We attended a virtual briefing geared towards the AfCFTA this month. During the briefing, Francis Anatogu, the secretary, National Action Committee on the AfCFTA disclosed that in terms of competitiveness, sectors such as financial services, entertainment and digital technology are already well positioned to thrive under the AfCFTA.


However, businesses within these sectors must invest in extensive market research before penetrating any market across the free trade area.


Tola Onayemi, an international trade and investment lawyer with Nigeria's Office of Trade Negotiation, shed light on recent key developments regarding the AfCFTA. They include: an ongoing conversation between AfCFTA and Afreximbank to develop a Pan-African payment settlement system to solve currency differences and an on-going conversation with Zenith Bank to develop a trade portal.

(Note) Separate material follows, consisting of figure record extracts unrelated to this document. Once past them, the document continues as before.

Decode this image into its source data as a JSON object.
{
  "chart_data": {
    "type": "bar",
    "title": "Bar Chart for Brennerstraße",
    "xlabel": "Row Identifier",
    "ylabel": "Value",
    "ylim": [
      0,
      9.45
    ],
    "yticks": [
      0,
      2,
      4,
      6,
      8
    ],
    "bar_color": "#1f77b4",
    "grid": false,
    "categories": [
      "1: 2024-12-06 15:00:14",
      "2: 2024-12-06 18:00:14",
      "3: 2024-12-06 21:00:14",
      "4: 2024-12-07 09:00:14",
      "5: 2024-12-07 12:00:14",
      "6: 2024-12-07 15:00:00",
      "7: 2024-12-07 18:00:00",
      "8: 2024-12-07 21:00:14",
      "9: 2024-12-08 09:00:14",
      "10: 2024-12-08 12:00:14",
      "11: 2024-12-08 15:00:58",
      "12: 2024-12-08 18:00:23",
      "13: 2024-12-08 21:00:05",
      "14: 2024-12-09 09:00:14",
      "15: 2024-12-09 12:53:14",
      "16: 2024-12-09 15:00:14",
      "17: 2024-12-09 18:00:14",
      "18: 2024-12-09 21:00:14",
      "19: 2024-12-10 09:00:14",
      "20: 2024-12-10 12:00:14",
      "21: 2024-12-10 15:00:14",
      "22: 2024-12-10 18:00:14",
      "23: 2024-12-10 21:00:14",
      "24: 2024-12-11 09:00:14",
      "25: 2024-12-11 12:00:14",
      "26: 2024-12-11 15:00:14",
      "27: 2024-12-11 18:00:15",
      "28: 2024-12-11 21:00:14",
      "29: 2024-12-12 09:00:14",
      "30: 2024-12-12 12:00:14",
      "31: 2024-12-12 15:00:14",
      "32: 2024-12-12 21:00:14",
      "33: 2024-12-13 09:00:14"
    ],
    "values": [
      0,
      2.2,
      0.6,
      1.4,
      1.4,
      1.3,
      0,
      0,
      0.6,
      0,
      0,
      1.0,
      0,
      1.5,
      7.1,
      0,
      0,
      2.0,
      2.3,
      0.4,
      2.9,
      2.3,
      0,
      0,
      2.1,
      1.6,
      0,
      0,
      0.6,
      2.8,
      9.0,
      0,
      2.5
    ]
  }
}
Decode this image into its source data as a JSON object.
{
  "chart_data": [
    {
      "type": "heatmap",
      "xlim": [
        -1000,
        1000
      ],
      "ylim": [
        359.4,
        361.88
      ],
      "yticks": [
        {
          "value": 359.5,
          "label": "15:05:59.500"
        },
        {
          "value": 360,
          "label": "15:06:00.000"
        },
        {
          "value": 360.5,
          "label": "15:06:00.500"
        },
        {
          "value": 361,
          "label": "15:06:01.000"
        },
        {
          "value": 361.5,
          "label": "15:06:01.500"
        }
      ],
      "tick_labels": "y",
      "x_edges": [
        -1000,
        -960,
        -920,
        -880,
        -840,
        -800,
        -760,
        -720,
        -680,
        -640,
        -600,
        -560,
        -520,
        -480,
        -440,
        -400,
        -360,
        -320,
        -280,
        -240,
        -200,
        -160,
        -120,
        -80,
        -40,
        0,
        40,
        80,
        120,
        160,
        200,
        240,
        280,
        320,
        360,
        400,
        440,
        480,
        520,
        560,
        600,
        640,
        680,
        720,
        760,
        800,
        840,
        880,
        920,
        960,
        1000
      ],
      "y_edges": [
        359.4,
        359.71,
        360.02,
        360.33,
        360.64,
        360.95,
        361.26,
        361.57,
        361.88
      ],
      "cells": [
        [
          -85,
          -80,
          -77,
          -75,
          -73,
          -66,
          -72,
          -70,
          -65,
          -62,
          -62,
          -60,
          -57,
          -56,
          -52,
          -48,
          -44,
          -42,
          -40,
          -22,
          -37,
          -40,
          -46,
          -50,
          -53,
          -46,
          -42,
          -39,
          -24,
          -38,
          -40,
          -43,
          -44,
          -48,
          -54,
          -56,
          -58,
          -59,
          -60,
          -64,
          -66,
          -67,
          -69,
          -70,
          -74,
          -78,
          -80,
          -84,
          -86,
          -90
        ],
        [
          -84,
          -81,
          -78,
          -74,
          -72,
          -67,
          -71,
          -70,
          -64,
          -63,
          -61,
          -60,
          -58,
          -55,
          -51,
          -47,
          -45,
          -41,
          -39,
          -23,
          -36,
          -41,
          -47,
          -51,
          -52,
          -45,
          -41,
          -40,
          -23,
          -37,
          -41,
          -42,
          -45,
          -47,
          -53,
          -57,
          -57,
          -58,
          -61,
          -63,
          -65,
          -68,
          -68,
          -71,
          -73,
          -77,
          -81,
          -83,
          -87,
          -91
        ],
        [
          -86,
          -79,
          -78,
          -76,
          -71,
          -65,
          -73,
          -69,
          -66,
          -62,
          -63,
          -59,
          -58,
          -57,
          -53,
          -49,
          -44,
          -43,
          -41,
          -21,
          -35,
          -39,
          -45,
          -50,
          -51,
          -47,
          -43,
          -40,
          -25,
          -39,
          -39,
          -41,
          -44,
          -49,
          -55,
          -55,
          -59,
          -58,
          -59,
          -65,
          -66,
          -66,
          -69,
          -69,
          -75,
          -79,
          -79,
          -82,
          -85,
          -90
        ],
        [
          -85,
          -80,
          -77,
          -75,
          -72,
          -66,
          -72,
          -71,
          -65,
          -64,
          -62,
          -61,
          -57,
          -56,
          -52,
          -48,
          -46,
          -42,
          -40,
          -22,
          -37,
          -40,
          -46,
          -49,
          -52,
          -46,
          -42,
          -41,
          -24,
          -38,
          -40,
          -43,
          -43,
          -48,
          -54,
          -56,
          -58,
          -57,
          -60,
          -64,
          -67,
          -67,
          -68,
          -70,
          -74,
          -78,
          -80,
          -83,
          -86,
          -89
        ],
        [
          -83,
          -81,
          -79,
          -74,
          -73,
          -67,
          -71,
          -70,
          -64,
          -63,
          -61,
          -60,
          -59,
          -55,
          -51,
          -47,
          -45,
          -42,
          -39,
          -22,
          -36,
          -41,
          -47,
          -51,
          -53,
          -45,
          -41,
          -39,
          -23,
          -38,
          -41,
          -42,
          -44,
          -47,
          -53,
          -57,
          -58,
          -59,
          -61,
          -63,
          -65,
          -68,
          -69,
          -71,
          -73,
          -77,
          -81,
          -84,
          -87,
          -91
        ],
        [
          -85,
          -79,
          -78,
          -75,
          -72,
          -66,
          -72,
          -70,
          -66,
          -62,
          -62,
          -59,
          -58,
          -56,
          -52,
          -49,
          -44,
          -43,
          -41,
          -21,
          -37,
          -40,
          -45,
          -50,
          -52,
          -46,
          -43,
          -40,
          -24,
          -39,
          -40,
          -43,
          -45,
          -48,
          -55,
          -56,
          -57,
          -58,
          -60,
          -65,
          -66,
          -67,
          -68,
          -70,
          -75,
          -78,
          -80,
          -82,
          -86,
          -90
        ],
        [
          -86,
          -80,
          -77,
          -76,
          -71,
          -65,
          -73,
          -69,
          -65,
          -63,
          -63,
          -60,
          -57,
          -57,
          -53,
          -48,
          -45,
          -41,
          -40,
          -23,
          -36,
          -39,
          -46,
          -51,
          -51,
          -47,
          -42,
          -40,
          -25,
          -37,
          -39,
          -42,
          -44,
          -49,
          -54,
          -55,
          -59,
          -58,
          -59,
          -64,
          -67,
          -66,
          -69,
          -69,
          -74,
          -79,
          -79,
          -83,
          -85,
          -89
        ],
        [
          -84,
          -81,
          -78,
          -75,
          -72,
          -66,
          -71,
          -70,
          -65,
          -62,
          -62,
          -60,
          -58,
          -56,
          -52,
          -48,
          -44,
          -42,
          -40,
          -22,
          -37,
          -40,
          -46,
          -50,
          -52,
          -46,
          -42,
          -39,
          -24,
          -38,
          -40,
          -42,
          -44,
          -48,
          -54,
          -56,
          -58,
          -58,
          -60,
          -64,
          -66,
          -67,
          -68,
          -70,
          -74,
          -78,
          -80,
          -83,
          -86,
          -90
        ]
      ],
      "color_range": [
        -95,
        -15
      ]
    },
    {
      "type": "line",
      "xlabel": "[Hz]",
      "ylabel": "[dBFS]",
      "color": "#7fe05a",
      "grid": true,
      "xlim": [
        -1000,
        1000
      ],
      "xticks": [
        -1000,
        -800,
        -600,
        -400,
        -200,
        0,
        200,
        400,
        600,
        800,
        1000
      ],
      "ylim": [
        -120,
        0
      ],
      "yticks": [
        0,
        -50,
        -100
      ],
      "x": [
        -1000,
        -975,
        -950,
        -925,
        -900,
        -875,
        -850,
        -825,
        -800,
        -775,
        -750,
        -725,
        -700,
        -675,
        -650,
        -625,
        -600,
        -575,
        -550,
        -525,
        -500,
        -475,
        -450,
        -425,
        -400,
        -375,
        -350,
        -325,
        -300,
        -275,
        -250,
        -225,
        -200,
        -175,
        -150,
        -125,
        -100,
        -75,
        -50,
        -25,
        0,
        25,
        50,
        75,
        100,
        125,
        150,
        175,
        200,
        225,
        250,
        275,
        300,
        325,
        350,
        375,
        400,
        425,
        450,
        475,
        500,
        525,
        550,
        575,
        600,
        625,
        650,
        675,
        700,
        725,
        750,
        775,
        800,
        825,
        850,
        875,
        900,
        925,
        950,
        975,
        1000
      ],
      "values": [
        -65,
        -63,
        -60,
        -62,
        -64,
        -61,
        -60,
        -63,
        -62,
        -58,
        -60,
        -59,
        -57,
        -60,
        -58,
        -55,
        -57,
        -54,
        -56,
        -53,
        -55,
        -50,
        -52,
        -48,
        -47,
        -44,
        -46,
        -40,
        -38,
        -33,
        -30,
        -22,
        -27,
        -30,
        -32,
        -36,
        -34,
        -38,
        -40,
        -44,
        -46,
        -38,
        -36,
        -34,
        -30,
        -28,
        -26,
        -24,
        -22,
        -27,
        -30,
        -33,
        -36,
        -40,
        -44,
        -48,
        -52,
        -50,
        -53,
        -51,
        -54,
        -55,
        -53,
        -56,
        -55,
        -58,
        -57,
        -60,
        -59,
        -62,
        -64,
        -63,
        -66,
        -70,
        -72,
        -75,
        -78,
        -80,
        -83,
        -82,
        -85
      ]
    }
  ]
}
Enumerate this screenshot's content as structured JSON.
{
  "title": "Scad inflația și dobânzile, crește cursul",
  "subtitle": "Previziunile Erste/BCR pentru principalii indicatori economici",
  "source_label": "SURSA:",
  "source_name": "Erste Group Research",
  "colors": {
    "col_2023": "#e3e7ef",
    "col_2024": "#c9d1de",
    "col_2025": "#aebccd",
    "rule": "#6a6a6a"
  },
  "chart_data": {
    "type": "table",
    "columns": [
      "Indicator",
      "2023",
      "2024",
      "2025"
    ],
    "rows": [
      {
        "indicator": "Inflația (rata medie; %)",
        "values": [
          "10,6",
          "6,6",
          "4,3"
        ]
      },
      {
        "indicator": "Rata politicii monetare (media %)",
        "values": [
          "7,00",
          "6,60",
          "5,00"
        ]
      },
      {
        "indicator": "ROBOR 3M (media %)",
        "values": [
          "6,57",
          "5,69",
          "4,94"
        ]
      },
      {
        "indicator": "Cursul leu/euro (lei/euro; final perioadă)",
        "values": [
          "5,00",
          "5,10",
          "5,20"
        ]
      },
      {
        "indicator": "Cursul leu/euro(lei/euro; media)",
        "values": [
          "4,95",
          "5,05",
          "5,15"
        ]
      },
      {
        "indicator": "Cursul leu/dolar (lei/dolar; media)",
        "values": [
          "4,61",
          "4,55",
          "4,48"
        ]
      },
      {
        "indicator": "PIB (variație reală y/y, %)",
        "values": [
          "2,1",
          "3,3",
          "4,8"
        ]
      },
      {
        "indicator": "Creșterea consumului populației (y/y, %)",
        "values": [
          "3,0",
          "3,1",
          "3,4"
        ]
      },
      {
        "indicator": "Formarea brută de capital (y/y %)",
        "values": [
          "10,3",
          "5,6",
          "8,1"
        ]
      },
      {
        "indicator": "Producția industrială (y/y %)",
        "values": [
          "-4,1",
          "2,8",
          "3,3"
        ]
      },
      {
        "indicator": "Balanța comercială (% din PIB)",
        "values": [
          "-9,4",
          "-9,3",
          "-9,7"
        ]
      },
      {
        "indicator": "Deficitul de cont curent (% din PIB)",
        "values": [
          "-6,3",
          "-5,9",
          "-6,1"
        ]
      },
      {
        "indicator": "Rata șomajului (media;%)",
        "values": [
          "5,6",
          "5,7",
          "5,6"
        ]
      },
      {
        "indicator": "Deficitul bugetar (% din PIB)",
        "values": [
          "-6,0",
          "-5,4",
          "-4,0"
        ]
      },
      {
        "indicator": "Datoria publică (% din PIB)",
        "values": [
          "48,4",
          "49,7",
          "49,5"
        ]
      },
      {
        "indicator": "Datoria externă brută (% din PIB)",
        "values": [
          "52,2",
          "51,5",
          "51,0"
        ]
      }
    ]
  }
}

In addition, the AfCFTA is negotiating with Standard Bank to offer USD1bn trade facility to SMEs and there is a provision for an initiative tagged Afrochampions, aimed at providing a trillion dollar investment framework to AfCFTA enabling projects.


On the back of the ongoing pandemic, there are plans to fast-track a digital trade and e-commerce platform. Prior to the pandemic, digitising trade was not included in the first and second phase on the AfCFTA implementation.


With respect to the idea of free movement, though it is exciting, security threats exist. National security is still a major issue for Nigeria. According to H.K. Gummi, Assistant Comptroller General on Trade and Tariff at Nigeria Customs Service, there are arrangements to deploy drones across borders that will monitor both movement of people and goods. He also mentioned that there are plans to station vehicles with equipped security cameras across borders.


The AfCFTA is expected to boost African trade, particularly intraregional trade in manufacturing. Based on an analysis carried out by the IMF, by 2035 the volume of intracontinental exports is expected to increase by an average of c.81%.


Unlocking the full potential of this trade agreement will depend on significant policy reforms, strong political-will and trade facilitation measures.